O EL PAÍS informou que mais de 40.000 bots compartilharam mensagens durante a campanha das eleições de novembro de 2019 na Espanha. “Uma análise de seu conteúdo revela que eles apoiaram todos os partidos, com poucas diferenças: um pouco mais para a coalizão Unidas Podemos, seguida por Ciudadanos, Vox , PP e PSOE.” Além disso, a maioria das mensagens desses bots é negativa: não elogiam os que elas apoiam, mas criticam seus oponentes, precisamente para jogar com o componente emocional e causar indignação. O objetivo não é participar de um debate que ajude a convencer as pessoas que pensam de maneira diferente, mas manter seus próprios eleitores mobilizados e desmobilizar os dos outros.

O Twitter pode se transformar em uma bicicleta?

Consertar tudo isso é difícil. Por exemplo, se o Twitter decidisse promover mensagens longas e ponderadas, não seria mais o Twitter, seria o Blogger ou o Medium. Além disso, não teria esses problemas, mas teria outros. Ou seja, se o Twitter tivesse rodas, seria uma bicicleta.

É muito difícil manter livre de mensagens quentes uma mídia que ajuda, por exemplo, a acompanhar ao vivo as noites de apuração das eleições. E se queremos perfis abertos que ajudem nossas mensagens a chegar longe, também corremos o risco de que essas mensagens não agradem e sejam respondidas com desdém. Como Pérez Soler mencionou, outro problema é o modelo de negócio, baseado na publicidade e no aumento constante no número de usuários e no tempo que eles passam na plataforma.

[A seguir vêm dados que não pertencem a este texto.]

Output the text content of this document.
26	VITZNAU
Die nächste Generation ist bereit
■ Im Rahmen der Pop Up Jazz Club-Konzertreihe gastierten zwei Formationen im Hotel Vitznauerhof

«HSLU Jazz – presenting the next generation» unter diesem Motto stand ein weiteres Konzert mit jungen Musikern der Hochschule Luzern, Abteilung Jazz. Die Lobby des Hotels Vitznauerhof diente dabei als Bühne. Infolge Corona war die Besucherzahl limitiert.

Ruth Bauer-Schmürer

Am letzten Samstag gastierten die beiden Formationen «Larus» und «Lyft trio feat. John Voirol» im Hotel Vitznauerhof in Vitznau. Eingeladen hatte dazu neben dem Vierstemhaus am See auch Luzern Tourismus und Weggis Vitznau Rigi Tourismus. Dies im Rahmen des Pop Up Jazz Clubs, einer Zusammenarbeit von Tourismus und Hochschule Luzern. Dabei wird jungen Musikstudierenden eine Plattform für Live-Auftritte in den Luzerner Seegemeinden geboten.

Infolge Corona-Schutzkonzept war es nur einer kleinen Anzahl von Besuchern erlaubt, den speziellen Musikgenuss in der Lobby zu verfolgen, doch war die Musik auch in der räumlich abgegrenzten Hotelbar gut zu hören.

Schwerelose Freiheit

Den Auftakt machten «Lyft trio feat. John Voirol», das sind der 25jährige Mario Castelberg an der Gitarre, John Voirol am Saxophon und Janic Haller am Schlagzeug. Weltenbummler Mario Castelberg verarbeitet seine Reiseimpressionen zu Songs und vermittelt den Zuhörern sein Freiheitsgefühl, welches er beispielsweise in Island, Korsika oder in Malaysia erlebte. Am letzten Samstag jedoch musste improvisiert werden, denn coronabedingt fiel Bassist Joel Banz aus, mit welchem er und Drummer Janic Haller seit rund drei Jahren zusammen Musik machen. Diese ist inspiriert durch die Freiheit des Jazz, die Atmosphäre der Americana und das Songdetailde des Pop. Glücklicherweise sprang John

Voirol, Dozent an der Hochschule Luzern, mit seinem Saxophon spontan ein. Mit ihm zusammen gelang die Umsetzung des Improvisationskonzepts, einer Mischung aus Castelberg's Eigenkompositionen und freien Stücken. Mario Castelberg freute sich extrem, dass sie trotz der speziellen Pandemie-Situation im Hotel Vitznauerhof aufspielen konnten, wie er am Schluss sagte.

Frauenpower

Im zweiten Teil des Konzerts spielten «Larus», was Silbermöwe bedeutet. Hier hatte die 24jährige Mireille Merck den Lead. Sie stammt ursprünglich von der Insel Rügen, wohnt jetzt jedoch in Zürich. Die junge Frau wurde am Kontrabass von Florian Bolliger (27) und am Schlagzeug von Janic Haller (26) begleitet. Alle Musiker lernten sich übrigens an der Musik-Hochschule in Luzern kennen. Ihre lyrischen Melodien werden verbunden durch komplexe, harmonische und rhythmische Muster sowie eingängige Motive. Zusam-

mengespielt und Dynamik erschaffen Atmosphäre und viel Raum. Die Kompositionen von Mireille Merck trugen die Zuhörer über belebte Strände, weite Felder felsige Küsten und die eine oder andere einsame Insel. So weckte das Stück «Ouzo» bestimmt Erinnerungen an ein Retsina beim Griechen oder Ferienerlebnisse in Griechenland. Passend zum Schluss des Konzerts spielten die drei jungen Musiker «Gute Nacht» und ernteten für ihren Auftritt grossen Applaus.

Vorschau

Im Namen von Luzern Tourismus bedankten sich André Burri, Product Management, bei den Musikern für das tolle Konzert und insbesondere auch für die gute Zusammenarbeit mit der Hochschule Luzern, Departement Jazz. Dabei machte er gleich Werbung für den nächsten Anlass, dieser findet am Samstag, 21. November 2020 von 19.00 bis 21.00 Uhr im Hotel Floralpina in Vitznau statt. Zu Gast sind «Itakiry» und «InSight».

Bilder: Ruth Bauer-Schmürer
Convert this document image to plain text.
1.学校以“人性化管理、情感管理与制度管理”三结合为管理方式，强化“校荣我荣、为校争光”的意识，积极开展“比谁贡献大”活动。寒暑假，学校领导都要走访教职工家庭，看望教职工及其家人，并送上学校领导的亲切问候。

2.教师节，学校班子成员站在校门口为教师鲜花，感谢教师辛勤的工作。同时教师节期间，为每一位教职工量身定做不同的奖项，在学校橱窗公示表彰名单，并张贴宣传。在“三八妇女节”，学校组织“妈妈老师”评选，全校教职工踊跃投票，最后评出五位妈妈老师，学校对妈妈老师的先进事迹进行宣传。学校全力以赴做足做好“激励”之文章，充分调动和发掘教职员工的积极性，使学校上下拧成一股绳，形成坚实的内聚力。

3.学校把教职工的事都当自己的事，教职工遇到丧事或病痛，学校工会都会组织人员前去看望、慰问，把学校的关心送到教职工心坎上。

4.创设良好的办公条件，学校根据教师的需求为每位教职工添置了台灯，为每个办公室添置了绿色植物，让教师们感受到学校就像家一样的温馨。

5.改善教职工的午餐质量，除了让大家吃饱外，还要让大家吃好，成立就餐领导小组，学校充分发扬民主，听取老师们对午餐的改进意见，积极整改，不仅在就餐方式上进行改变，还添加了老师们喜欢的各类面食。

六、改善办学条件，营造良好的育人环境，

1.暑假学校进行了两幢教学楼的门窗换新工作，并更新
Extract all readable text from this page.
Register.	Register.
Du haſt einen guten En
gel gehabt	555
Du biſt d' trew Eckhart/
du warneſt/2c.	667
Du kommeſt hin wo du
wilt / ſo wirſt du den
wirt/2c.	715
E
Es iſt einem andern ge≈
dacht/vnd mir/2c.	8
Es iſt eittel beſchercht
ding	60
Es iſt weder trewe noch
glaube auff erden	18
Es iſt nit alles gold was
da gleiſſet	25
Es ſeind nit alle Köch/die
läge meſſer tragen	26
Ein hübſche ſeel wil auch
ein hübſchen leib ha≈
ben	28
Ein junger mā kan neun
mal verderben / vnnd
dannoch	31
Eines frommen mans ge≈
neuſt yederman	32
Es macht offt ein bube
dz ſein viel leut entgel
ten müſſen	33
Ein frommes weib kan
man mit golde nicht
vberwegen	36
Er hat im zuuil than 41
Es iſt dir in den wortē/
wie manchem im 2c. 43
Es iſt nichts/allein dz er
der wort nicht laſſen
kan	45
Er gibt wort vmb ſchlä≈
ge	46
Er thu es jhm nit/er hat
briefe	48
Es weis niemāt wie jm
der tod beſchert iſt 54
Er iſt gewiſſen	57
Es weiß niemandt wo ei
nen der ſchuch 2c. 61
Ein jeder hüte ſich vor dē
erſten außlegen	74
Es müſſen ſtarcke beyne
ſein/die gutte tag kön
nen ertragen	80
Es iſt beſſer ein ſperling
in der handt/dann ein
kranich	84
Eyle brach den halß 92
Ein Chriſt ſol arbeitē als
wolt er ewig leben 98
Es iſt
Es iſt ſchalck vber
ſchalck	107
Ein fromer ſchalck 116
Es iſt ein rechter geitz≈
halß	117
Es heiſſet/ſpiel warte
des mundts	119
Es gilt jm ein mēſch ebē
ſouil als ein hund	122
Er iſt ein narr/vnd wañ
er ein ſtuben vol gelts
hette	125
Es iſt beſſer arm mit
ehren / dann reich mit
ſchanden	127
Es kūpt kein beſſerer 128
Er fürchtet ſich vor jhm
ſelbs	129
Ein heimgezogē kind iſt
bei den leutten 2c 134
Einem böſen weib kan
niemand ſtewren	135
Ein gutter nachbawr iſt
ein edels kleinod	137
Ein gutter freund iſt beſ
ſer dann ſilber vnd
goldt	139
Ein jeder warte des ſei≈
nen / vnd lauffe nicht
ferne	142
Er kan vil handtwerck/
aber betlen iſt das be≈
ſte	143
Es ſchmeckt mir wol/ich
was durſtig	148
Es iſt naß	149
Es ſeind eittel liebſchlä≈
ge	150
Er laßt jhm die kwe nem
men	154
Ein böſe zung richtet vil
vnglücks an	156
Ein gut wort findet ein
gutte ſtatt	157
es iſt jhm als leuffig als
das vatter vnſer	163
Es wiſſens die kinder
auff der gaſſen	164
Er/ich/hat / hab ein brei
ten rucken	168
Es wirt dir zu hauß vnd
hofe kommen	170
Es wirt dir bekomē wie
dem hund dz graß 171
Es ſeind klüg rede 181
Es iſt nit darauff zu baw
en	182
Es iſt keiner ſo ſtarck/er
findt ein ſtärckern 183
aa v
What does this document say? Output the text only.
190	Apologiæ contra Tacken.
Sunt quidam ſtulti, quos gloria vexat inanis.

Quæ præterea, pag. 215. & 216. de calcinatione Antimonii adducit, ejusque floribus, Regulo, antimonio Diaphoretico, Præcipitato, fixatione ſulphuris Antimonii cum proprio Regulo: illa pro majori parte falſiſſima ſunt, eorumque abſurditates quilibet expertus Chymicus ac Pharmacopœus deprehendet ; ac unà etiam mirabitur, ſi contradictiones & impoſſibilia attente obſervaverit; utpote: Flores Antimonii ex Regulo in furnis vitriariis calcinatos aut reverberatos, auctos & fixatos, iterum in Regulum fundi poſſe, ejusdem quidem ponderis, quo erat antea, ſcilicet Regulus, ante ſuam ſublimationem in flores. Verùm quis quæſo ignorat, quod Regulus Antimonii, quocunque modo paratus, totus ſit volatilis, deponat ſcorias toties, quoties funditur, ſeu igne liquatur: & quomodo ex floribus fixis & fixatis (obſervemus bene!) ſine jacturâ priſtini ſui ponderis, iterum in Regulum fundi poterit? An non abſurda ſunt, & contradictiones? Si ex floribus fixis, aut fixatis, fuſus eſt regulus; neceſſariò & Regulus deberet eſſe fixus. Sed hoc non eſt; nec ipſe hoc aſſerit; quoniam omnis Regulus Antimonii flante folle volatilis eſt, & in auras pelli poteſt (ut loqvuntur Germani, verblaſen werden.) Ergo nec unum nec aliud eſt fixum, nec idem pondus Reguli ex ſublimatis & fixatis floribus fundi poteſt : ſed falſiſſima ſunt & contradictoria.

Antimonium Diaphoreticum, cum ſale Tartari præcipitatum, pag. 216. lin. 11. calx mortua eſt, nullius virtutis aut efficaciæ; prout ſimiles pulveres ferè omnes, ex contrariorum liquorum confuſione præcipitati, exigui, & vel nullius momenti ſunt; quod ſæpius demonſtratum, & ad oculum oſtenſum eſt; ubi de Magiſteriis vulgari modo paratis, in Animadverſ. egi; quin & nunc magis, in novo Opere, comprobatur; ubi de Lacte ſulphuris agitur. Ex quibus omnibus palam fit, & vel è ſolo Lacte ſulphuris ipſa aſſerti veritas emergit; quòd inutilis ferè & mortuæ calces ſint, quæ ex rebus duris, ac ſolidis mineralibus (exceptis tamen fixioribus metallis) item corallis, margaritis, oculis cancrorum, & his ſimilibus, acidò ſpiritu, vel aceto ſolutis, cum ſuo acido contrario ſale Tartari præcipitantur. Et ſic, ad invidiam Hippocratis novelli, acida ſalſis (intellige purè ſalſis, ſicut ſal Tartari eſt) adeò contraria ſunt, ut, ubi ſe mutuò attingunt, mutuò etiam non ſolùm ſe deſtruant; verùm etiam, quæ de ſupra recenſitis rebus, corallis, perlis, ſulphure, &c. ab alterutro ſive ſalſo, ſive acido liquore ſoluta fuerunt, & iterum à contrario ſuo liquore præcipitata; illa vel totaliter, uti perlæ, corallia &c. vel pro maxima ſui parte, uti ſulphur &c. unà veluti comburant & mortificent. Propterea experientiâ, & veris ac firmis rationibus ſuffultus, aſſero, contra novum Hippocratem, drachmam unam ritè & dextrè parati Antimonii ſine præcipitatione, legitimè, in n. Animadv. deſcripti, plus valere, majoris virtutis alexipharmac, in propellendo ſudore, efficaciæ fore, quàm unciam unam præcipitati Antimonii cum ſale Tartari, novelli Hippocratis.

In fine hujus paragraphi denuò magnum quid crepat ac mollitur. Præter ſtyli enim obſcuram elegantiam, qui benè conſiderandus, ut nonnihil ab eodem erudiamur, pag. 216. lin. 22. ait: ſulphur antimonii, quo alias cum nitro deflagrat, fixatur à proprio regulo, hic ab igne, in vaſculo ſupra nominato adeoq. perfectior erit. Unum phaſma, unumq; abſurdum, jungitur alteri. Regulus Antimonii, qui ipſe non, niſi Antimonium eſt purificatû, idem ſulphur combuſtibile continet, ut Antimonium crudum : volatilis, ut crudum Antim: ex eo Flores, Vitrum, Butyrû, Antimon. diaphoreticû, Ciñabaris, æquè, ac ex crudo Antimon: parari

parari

Não podemos também esquecer em tudo isso a responsabilidade dos próprios tuiteiros, como lembra Silvia Martínez, da UOC: “Uma maior conscientização e educação para a mídia ajudarão os cidadãos a fazer uso crítico dessas plataformas e dos conteúdos que circulam nelas, sendo responsáveis por suas ações e sabendo quais são os limites do exercício da liberdade de expressão”. Que nesta plataforma seja mais fácil insultar do que cara a cara, por exemplo, não significa que não haja problema em fazer isso.